Price Point: Beginning with the t-shirts that cost $20 - $50, they are basic with a uniformed and pragmatic purpose. The shirts (button down) included grandad collars, denim fabric with button down collars and pastel hued oxford, and ranged from $89 - $115 depending on the level of detailing. Sweatshirts in army green, muted pink, navy, grey or black with zip ups, were priced at a median of $60 per. Sweaters, of a more gravitas knitwear make, came with options of nautical stripes, thinner crewnecks or shawl collared mid-buttoned cable knit, and began at $90, piquing at around $120. Pants ranged from $99 and up; the dressier the material, i.e. wool, the more expensive the item.
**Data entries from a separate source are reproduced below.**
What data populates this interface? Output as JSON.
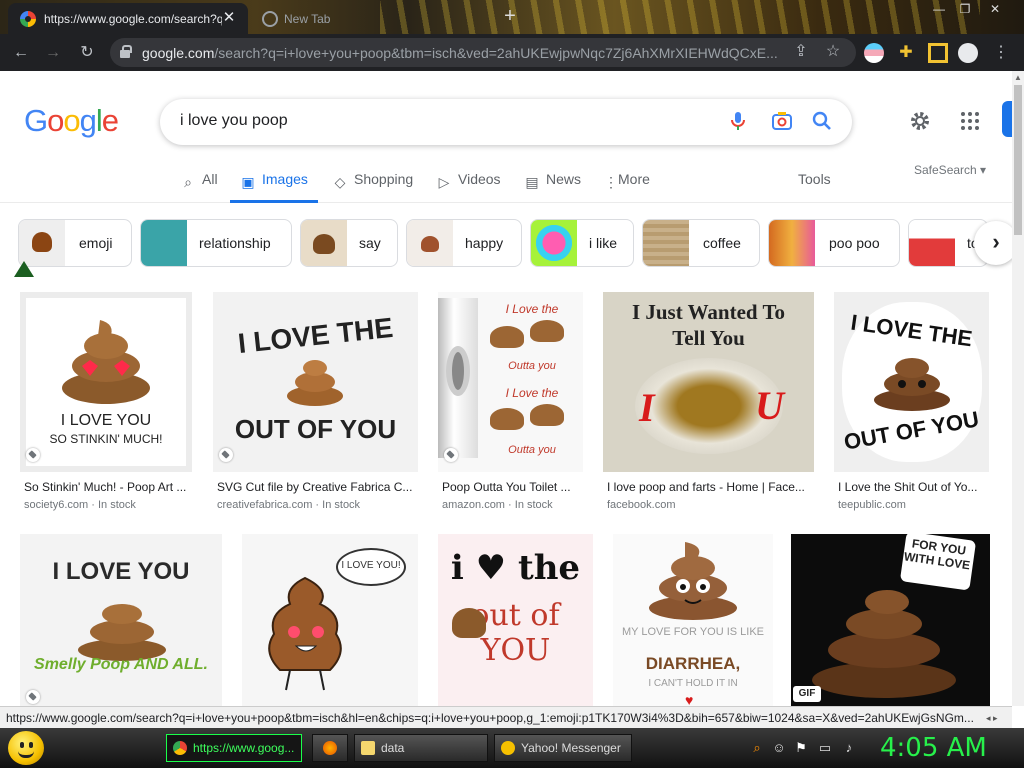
{
  "browser": {
    "tabs": [
      {
        "title": "https://www.google.com/search?q=i+love+you+poop"
      },
      {
        "title": "New Tab"
      }
    ],
    "address_host": "google.com",
    "address_path": "/search?q=i+love+you+poop&tbm=isch&ved=2ahUKEwjpwNqc7Zj6AhXMrXIEHWdQCxE..."
  },
  "google": {
    "logo": "Google",
    "query": "i love you poop",
    "tabs": [
      "All",
      "Images",
      "Shopping",
      "Videos",
      "News",
      "More"
    ],
    "active_tab": "Images",
    "tools": "Tools",
    "safesearch": "SafeSearch"
  },
  "chips": [
    {
      "label": "emoji",
      "color": "#a0522d"
    },
    {
      "label": "relationship",
      "color": "#3aa4a8"
    },
    {
      "label": "say",
      "color": "#d8c3a0"
    },
    {
      "label": "happy",
      "color": "#e8e0d8"
    },
    {
      "label": "i like",
      "color": "#ff5db1"
    },
    {
      "label": "coffee",
      "color": "#b89c70"
    },
    {
      "label": "poo poo",
      "color": "#d46a20"
    },
    {
      "label": "to",
      "color": "#e23b3b"
    }
  ],
  "results_row1": [
    {
      "caption": "So Stinkin' Much! - Poop Art ...",
      "source": "society6.com",
      "stock": "In stock",
      "text1": "I LOVE YOU",
      "text2": "SO STINKIN' MUCH!"
    },
    {
      "caption": "SVG Cut file by Creative Fabrica C...",
      "source": "creativefabrica.com",
      "stock": "In stock",
      "text1": "I LOVE THE",
      "text2": "OUT OF YOU"
    },
    {
      "caption": "Poop Outta You Toilet ...",
      "source": "amazon.com",
      "stock": "In stock",
      "text1": "I Love the",
      "text2": "Outta you"
    },
    {
      "caption": "I love poop and farts - Home | Face...",
      "source": "facebook.com",
      "stock": "",
      "text1": "I Just Wanted To",
      "text2": "Tell You"
    },
    {
      "caption": "I Love the Shit Out of Yo...",
      "source": "teepublic.com",
      "stock": "",
      "text1": "I LOVE THE",
      "text2": "OUT OF YOU"
    }
  ],
  "results_row2": [
    {
      "text1": "I LOVE YOU",
      "text2": "Smelly Poop AND ALL."
    },
    {
      "text1": "I LOVE YOU!",
      "text2": ""
    },
    {
      "text1": "i ♥ the",
      "text2": "out of YOU"
    },
    {
      "text1": "MY LOVE FOR YOU IS LIKE",
      "text2": "DIARRHEA,",
      "text3": "I CAN'T HOLD IT IN"
    },
    {
      "text1": "FOR YOU WITH LOVE",
      "text2": "",
      "badge": "GIF"
    }
  ],
  "status_link": "https://www.google.com/search?q=i+love+you+poop&tbm=isch&hl=en&chips=q:i+love+you+poop,g_1:emoji:p1TK170W3i4%3D&bih=657&biw=1024&sa=X&ved=2ahUKEwjGsNGm...",
  "taskbar": {
    "items": [
      {
        "label": "https://www.goog..."
      },
      {
        "label": "data"
      },
      {
        "label": "Yahoo! Messenger"
      }
    ],
    "clock": "4:05 AM"
  },
  "colors": {
    "accent": "#1a73e8",
    "poop": "#8b5a2b",
    "clock": "#27f04b"
  }
}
The selvedge denim in stock automatically sets COS in a league of extended reputability. Coupling the quality product with a price tag of $115 cements this store as required visiting. Furthermore, jackets such as bombers and single zip ups with standard collars fell around the $150 mark. Coats – the jacket kin made with substantially heavier materials – did not surpass $275. At least, not in the oncoming of spring. For accessories, there was a very simply cut and shaped backpack made of supple matte leather for $250 (this may be a bit of stretch). The footwear product line ranged from $125 for sneakers to $225 for oxfords and Chelsea boots.
The Good: Outside the realm of affordability, which is a great factor, the interior design of COS is an asset all on its own. The way the store is assembled and the manner in which the products are displayed offers the customer on an edited budget a space to feel luxurious in the midst of accessibility. The presentation suggests that the customer not only takes a little more care with how they interact with the clothes, but also with how they curate their wardrobes. The aura when walking into the SOHO location specifically, has the power to make a customer want to be cooler and be determined not to leave until they have accomplished this feat. What more could a lover (or even distant admirer) of fashion ask for?
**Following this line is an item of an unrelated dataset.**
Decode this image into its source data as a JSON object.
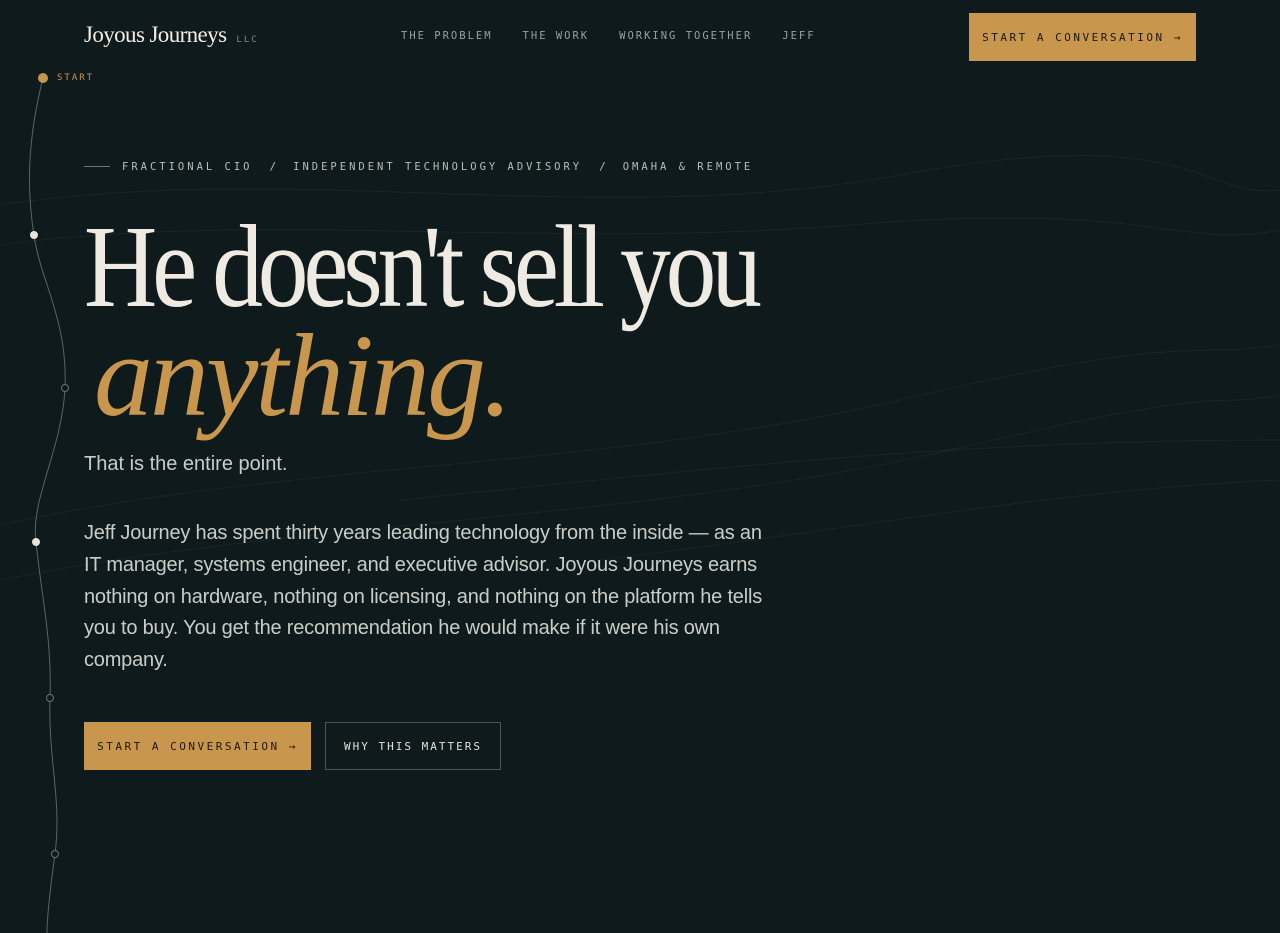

The Bad: Despite the inclusivity and availability ingrained in the business model of COS and its competitors, this brand does not carry an XS. While this can be a personal problem (as it was for me), it is actually a missed opportunity. The size range on a simple t-shirt is small to extra-large. What about the petite male consumer, or huskier style savant? There is something to say when the sole critique is not being able to shop at the store in question.
Rating: 4 Cufflinks: COS is in a league of its own. It is not of the luxury make, but it can hold its own against many of the titans from which it finds its greatest inspiration. For all of the label's well-earned merit, its most illuminating quality is that no matter a man's style propensity, there is something available to suit him. At a moment when overdesigning and style duplication are rampant in the menswear market, it is relevant and integral that there exists a place where individuality is honored. This particular space is adding something indispensable to the world of male-centered fashion. It is an absolute must visit. If they have your size that is!